- Ann Dempster: Put the diapers away and get some safety pins. You hear all about Franklin, Watt, and Einstein; but, never about the man who invented the safety pins.
- Steve Bradford: It was probably a woman.
- Ann Dempster: Oh, no. Women never invent anything; except, men.
- Old Cab Driver: You used to squirt through that line like a little greased pig.
- Steve Bradford: Yeah, didn't I though.
- Ann Dempster: Is that the way you got what you wanted? Just bought it?
- Steve Bradford: It's better than stealing, isn't it?
- Ann Dempster: Yes, when its not the same.
- Suzie: Mr.
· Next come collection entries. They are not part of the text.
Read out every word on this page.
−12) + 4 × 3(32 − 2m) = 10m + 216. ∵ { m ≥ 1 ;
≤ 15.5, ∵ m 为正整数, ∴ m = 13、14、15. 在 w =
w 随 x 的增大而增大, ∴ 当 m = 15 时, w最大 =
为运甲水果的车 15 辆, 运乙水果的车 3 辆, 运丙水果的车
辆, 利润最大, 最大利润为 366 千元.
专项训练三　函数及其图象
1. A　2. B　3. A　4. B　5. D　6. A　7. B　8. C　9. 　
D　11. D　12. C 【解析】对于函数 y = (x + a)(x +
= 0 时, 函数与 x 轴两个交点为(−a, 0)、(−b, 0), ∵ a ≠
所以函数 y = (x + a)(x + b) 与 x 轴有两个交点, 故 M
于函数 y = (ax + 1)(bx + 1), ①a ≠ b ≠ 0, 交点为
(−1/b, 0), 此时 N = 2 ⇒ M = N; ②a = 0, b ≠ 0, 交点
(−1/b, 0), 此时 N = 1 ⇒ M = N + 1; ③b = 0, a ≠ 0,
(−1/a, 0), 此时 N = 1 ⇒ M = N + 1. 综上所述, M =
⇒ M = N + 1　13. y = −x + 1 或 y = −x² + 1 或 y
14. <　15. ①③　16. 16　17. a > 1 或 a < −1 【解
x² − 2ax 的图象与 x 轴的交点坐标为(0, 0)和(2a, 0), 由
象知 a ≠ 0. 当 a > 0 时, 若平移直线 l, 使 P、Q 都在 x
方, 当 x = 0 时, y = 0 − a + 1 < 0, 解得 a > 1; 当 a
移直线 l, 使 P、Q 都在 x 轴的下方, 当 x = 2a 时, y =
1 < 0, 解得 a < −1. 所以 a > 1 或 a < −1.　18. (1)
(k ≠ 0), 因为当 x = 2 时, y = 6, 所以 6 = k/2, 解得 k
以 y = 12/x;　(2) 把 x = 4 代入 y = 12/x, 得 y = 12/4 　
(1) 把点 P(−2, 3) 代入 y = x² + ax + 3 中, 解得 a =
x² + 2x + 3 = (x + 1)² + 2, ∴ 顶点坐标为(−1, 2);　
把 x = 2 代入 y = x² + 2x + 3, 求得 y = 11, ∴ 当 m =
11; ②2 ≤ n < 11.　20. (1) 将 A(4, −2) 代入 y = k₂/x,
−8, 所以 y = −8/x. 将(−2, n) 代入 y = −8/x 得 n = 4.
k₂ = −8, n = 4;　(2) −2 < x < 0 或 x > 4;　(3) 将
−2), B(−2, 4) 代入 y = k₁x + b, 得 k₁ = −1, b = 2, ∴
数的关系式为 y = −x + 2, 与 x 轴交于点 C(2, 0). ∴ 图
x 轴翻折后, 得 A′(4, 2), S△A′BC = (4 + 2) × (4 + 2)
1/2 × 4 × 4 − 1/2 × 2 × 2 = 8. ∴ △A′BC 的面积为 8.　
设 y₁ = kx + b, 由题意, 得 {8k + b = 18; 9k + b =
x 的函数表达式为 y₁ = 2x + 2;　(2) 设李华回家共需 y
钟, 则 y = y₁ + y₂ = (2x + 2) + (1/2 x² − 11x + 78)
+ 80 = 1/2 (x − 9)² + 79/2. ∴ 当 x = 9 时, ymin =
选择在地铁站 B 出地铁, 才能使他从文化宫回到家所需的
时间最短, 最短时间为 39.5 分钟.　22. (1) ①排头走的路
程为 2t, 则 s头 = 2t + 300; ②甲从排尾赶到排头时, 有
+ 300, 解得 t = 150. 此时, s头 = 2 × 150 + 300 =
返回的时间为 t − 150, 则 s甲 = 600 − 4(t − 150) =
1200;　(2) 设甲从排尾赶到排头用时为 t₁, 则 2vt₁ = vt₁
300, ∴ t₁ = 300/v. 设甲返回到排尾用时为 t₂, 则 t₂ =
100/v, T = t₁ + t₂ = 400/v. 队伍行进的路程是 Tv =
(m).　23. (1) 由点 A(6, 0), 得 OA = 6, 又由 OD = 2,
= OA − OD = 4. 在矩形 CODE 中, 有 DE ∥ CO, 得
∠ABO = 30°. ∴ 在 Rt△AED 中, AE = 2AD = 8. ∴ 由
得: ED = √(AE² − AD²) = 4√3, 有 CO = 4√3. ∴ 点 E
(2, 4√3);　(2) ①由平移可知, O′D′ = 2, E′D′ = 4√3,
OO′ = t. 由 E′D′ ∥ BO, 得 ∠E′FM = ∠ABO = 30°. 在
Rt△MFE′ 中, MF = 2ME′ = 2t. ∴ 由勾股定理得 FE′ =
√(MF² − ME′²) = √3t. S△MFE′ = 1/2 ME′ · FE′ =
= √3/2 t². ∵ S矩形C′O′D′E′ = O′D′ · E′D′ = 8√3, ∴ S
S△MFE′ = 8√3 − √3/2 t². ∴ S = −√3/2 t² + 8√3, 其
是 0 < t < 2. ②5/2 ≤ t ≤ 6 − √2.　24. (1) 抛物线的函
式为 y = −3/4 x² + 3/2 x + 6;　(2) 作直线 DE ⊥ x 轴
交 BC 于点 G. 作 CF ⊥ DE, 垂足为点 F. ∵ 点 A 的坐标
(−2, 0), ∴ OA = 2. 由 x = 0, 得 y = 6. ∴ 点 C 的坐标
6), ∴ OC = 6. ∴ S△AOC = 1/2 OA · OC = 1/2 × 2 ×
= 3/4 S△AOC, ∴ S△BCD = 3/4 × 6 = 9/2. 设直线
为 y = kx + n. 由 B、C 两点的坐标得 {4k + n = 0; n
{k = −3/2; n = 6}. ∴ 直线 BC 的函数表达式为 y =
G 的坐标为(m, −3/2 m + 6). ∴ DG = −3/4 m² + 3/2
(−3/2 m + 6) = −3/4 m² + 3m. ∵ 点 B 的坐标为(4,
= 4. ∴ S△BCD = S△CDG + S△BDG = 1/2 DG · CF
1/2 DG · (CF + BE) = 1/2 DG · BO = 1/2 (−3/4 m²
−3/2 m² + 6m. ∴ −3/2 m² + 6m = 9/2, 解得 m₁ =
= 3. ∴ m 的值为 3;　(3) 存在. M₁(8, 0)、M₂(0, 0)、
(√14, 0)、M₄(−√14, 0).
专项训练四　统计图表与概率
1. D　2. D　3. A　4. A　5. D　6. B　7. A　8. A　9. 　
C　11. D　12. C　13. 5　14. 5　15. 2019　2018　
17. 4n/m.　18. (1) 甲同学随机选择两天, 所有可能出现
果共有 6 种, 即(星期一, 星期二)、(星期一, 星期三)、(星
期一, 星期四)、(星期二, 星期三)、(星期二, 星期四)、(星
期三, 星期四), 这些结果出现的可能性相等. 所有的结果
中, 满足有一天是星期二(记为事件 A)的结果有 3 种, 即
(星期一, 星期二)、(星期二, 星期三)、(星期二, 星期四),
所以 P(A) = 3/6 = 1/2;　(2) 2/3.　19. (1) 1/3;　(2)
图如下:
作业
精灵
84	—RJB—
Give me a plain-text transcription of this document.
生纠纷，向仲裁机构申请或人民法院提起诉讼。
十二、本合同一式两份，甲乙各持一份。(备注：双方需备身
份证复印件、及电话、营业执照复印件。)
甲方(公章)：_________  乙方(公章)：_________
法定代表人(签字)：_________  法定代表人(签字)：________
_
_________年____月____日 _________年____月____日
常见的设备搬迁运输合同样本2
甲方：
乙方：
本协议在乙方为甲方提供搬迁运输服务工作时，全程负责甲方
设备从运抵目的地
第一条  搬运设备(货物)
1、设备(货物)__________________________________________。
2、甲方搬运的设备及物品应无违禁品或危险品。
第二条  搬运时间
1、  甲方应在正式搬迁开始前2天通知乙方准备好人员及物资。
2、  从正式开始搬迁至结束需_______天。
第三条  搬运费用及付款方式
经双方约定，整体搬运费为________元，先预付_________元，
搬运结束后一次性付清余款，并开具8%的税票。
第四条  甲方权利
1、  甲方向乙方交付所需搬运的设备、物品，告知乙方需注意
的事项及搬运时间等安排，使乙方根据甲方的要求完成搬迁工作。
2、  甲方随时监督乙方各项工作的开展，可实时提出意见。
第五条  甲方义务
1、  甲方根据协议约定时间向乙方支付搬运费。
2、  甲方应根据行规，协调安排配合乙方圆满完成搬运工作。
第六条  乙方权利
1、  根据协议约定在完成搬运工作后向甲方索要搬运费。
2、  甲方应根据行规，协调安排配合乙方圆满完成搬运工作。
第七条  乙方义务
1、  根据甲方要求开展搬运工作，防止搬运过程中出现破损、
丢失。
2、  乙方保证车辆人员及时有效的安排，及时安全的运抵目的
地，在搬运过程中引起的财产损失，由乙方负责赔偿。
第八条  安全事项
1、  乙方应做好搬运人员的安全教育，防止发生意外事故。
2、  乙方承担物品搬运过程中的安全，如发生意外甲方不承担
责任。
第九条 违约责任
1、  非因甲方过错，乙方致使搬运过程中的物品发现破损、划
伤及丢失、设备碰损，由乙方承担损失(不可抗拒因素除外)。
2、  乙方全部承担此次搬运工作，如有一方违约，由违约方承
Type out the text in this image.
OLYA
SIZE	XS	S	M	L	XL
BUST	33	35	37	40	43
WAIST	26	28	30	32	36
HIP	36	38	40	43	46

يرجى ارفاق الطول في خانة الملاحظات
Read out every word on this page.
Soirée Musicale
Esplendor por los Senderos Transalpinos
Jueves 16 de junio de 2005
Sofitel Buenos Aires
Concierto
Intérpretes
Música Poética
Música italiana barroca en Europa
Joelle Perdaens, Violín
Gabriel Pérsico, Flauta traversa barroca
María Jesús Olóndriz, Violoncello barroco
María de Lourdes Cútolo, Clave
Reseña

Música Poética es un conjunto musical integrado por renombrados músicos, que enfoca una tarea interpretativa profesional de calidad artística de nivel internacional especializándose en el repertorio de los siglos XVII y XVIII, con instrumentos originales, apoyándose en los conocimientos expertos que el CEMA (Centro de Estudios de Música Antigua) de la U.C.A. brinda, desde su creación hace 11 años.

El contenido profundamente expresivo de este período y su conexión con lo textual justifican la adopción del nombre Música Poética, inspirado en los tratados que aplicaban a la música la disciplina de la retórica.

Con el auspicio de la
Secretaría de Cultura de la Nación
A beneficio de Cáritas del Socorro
Bradford - he isn't what you think he is.
- Ann Dempster: Oh, I'm not blaming him, darling, I'm fighting him. It isn't a matter of him or me. It's a matter of lots of others. We all make our beds and have to lie in them, whether we sleep or not. Isn't that all there is to it?
- Suzie: Except the dreams.
- Steve Bradford: I really didn't mean that everything was for sale.
- Ann Dempster: I know that.
- Steve Bradford: How do you know that?
- Ann Dempster: Because, I don't think you are.
- Roy Oliphant: You gambled that there are people who wouldn't do unto you what you'd do unto them. Well, Steve, there are a lot of people in this world who go along way, against a lot of strength, for something they really believe in.